Some of the RCTs have evaluated the role of benzodiazepines such as oxazepam, alprazolam, diazepam, and lorazepam in management of BPSD. These studies have compared benzodiazepines with other active drugs such as haloperidol, olanzapine, and diphenhydramine and suggest no significant difference between the active drugs. [108] One study indicated that thioridazine may have better efficacy than diazepam for treating symptoms of BPSD. [106]

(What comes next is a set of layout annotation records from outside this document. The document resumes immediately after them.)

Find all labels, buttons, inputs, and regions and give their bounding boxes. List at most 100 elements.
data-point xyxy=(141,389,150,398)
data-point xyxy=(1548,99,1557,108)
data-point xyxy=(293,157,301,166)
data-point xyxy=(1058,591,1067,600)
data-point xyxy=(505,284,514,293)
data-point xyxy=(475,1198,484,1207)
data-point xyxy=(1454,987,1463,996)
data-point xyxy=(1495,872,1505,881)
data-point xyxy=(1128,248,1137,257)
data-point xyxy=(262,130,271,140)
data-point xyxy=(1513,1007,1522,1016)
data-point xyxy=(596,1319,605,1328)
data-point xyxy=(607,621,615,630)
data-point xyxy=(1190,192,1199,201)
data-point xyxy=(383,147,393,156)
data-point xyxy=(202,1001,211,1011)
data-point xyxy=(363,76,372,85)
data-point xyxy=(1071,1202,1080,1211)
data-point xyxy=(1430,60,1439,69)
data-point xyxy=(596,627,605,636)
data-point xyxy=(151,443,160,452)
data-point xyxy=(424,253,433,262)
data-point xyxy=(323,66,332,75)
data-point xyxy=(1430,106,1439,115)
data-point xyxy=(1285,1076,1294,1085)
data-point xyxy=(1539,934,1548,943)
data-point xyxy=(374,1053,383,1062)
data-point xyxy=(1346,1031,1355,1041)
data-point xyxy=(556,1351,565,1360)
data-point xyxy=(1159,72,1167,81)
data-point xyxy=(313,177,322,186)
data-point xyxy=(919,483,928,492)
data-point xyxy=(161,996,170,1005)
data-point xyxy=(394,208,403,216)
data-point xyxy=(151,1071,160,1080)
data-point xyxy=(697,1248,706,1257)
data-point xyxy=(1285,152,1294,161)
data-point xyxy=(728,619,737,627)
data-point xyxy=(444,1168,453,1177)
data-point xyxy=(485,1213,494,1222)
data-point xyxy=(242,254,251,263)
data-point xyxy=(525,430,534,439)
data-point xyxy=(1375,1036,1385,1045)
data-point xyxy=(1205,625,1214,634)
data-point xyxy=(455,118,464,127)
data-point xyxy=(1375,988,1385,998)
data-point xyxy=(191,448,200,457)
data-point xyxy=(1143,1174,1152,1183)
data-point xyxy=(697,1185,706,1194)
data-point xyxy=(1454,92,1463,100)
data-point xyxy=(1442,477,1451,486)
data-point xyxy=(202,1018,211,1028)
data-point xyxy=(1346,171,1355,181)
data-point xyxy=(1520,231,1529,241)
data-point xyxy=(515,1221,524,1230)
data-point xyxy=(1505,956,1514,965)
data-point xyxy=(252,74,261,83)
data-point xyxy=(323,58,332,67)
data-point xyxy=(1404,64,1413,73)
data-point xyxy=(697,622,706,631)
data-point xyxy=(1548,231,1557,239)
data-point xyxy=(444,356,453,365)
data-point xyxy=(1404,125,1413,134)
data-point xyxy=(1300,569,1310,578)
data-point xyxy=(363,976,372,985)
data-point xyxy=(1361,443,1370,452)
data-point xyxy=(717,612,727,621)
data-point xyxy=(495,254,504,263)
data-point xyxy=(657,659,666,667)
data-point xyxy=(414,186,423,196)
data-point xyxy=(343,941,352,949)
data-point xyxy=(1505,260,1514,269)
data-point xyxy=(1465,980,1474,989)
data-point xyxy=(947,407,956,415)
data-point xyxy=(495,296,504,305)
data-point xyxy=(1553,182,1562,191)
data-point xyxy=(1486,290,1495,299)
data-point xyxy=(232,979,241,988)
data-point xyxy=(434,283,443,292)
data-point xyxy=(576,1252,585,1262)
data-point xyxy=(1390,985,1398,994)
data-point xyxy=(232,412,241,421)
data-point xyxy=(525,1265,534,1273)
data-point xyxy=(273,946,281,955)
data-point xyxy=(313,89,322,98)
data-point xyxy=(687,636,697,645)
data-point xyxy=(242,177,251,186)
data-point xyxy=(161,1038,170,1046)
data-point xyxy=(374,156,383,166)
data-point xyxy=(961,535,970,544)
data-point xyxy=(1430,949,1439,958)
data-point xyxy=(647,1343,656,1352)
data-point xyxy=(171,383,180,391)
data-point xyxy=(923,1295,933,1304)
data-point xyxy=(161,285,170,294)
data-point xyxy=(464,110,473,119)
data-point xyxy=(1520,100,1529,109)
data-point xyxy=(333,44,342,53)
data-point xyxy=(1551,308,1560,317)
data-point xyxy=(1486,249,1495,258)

Available evidence for management of different types of dementia suggests that various medications such as AChEIs, memantine, antipsychotics, antidepressants, mood stabilizers, and benzodiazepines have been evaluated in the management of various symptom domains of dementia. One of the major limitations of the research is variability in assessment instruments used for rating various symptoms encountered in patients of dementia. However, it can be concluded that in recent times, quality of studies has improved and many studies have included adequate sample sizes. In terms of outcome, it can be said that various meta-analyses suggest that AChEIs and memantine are associated with clinically significant improvement in all domains of AD. In addition, combination therapy is superior to monotherapy with AChEI in terms of behavioral disturbances, ADL, and global assessment. In patients with PD and DLB, use of donepezil, rivastigmine, and memantine is associated with significant efficacy on the global outcome measures. AChEIs have also been shown to improve cognitive functions among patients with PD and DLB. However, use of memantine has not been associated with improvement in cognitive functions in patients with PD and DLB. Furthermore, donepezil and rivastigmine showed better outcomes on behavioral symptoms, ADL, and caregiver burden in patients with PD and DLB. In terms of use of pharmacotherapy in patients with FTD, the data are limited and available evidence is derived largely from small, open-label studies and this suggests that neither AChEIs nor memantine has beneficial effect. In patients of VaD, all AChEIs and memantine show some beneficial effect on cognition. Antidepressants and antipsychotics have been shown to be beneficial in management of behavioral symptoms and agitation.